I've been thinking about Osama Bin Laden's death for a few days, and the global response to it. As I posted a few days ago on an American blog, I'm rather uncomfortable with many aspects of it.
I won't pretend that the world's slightly better off without him: he was a mass murderer driven by a mix of religious and nationalist fundamentalism.
However: the test of a civilisation isn't how well it treats the masses: it's how well it treats the worst and most hated elements of society. A confident and proud America would have arrested bin Laden and put him on trial. Perhaps the circumstances required shooting him in self-defence - we'll never know. If not, then this evil man's death smacks more of mob justice.

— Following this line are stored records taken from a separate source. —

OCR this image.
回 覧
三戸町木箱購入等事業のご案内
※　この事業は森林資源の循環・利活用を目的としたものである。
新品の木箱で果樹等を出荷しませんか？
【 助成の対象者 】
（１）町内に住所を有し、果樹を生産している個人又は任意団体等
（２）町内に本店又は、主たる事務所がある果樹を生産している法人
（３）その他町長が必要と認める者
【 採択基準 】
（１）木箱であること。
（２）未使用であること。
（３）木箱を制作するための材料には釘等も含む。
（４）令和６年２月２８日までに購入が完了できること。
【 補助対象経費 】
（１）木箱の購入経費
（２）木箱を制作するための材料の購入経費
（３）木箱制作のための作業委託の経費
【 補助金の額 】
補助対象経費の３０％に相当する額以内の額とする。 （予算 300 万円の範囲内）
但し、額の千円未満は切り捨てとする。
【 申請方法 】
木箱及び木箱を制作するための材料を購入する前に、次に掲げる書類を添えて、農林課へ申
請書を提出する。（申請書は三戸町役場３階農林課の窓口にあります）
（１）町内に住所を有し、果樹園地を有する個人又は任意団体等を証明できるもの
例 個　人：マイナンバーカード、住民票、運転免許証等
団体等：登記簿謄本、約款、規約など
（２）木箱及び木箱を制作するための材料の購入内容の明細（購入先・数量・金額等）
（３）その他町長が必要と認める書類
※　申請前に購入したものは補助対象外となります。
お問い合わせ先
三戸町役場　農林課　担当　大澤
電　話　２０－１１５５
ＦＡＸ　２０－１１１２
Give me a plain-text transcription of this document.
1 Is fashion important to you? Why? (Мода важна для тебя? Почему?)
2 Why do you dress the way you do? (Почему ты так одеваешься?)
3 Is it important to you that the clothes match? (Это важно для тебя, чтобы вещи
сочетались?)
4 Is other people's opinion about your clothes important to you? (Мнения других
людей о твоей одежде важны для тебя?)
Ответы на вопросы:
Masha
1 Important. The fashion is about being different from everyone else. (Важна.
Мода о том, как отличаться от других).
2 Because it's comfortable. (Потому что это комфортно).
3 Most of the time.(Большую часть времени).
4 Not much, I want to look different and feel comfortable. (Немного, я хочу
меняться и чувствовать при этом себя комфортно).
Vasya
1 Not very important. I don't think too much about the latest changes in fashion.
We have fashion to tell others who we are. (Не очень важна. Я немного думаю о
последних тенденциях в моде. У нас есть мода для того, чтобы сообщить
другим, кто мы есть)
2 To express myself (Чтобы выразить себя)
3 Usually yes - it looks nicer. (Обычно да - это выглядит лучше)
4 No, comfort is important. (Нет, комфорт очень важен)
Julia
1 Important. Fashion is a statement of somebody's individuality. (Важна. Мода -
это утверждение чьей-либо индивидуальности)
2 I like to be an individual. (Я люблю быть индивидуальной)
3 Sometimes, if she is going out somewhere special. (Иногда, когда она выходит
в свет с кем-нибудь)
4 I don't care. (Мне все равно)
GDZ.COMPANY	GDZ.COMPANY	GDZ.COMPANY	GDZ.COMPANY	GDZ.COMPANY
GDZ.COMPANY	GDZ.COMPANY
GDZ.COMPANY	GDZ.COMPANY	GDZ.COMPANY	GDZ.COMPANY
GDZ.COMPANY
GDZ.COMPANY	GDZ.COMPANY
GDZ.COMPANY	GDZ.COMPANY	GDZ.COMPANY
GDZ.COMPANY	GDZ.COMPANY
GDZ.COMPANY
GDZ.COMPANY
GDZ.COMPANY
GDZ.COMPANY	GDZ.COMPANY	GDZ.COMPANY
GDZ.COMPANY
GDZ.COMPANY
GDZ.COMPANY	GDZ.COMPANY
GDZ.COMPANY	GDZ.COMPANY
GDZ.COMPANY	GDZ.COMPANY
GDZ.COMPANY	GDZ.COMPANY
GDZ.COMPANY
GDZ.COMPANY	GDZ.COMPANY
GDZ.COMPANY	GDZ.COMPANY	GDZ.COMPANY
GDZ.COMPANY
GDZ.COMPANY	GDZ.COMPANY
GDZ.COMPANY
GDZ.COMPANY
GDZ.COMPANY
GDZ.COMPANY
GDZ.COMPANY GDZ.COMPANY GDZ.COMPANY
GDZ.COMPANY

I'm opposed to the death penalty and to lynch mobs. These are principles which shouldn't be suspended according to the heinous degree of the crime. Rowan Williams, Archbishop of Canterbury, expressed his reservations about the shooting of an unarmed man. I think he's got it right: whoever the individual is, the agents of a state have to adhere to a higher moral code than the person standing in front of them. Bin Laden killed thousands: shooting him dead on the spot is a surrender to his own philosophy, not a termination of it.
The operation to locate bin Laden should count as a masterpiece of planning and operation. However: I can't get rid of the uncomfortable suspicion that bin Laden's death was a pragmatic decision taken by a President who needs the 'tough guy' kudos in an election year. Putting the man on trial would have been the morally and legally right thing to do - but it would have been judicially difficult and politically impossible (especially given that bin Laden and his associates were the creation of the Pakistani, Saudi, American and even British intelligence services, trained and armed as part of the proxy war against the Soviet Union).
Bin Laden's death will increase the likelihood of Obama's re-election. In utilitarian terms, this is probably a good thing. One man died that millions of Americans won't get a Republican president with all the awful consequences of that. In Kantian terms though, Osama's death is an absolute immoral act because consequences shouldn't be taken into consideration. Either bin Laden was a direct threat to the lives of the people in that room or he wasn't. If he was, his death was justified. If not, then shooting him was immoral.
In the real world, nobody is going to mourn bin Laden, least of all the hard-nosed political strategists surrounding Obama and his rivals. But there should be room still to consider the moral implications, and they leave me cold.